The agency issued a shutdown plan in advance of the partial government shutdown, which is the longest in U.S. history, broadly explaining some of the harms to its rural housing programs.
“Borrowers would not be able to secure much-needed loans, make loan payments, or reamortize loans,” the plan said. “Rental Assistance tenants could be negatively impacted because rent payments would not be processed.”
But since the shutdown began, participants in the rural housing programs, as well as advocates who work closely with the agency’s employees, say the USDA has been virtually silent, providing little information about what borrowers, tenants, landlords and other housing service providers should expect or what actions they should take, and no public estimates about the number of people affected. A Dec. 28 updateabout the agency’s activities only stated that it would not be providing “new rural development loans and grants for housing, community facilities, utilities and businesses,” but gave no details about existing loans and grants.

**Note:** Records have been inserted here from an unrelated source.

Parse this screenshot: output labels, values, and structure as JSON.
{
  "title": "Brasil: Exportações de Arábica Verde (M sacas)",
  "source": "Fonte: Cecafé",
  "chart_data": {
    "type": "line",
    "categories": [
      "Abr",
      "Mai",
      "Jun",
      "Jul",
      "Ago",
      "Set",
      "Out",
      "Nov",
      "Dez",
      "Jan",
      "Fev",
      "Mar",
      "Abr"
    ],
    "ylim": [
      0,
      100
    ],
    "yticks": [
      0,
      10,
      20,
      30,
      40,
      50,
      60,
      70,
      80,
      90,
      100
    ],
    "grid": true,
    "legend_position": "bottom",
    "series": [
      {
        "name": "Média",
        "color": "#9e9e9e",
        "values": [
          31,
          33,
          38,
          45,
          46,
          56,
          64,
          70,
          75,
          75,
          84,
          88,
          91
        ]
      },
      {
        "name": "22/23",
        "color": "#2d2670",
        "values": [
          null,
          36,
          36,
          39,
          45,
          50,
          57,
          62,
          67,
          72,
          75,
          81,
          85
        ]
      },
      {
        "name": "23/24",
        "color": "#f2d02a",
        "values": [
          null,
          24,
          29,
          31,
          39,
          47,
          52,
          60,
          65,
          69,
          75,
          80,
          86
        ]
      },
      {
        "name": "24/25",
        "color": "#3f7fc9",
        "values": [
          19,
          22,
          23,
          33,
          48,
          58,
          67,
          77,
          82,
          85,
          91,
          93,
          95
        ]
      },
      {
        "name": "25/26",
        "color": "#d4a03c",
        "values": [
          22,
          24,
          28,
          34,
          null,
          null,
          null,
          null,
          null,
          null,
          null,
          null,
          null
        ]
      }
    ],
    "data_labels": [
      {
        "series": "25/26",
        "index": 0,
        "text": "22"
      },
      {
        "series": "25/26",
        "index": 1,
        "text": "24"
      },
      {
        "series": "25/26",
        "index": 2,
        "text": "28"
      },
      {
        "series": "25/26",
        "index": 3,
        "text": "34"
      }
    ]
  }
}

“USDA has been a black box, and a lot of us are trying to nail down details,” Yentel said. She has tried to get a list of properties whose USDA contracts have expired during the shutdown, but “none of us know where those properties are and whether USDA has been in contact with the owners.”
Patrick Patterson, president of Viridian Management, which manages about 2,500 USDA-funded units in Oregon, Washington and Idaho, has also been unable to get information from the agency.
“Our properties are currently owed $900,000 in rental assistance for January and there is NO communication from them,” Patterson wrote in an email to NBC News last week.
“When you email, you get an out-of-office reply and nobody is responding to anything,” Patterson said. “While the shutdown is causing issues with HUD, they are at least communicating with us and appear to be trying work through the issues.”
Patterson finally received a delayed indication from the USDA on Tuesday that it was processing his payment for the month. But like other landlords, he’s not certain that he will actually receive the money. “We’re all crossing our fingers that it will be resolved this month before anything catastrophic happens,” he said of the shutdown.
On Wednesday morning, the Agriculture Department announcedthat its Farm Service Agency would temporarily reopen its offices, bringing back 2,500 employees to help farmers with FSA loans, which finance land, operations and other activities. But the press release made no mention of what would happen to the rural housing programs.
“Why did they do this for farmers but not for rural families who need help with the same services?” asked housing advocate and lobbyist Bob Rapoza.
The USDA’s rural housing service is “an orphan program,” said Yentel, the affording housing advocate. “This is not a top priority in that department.”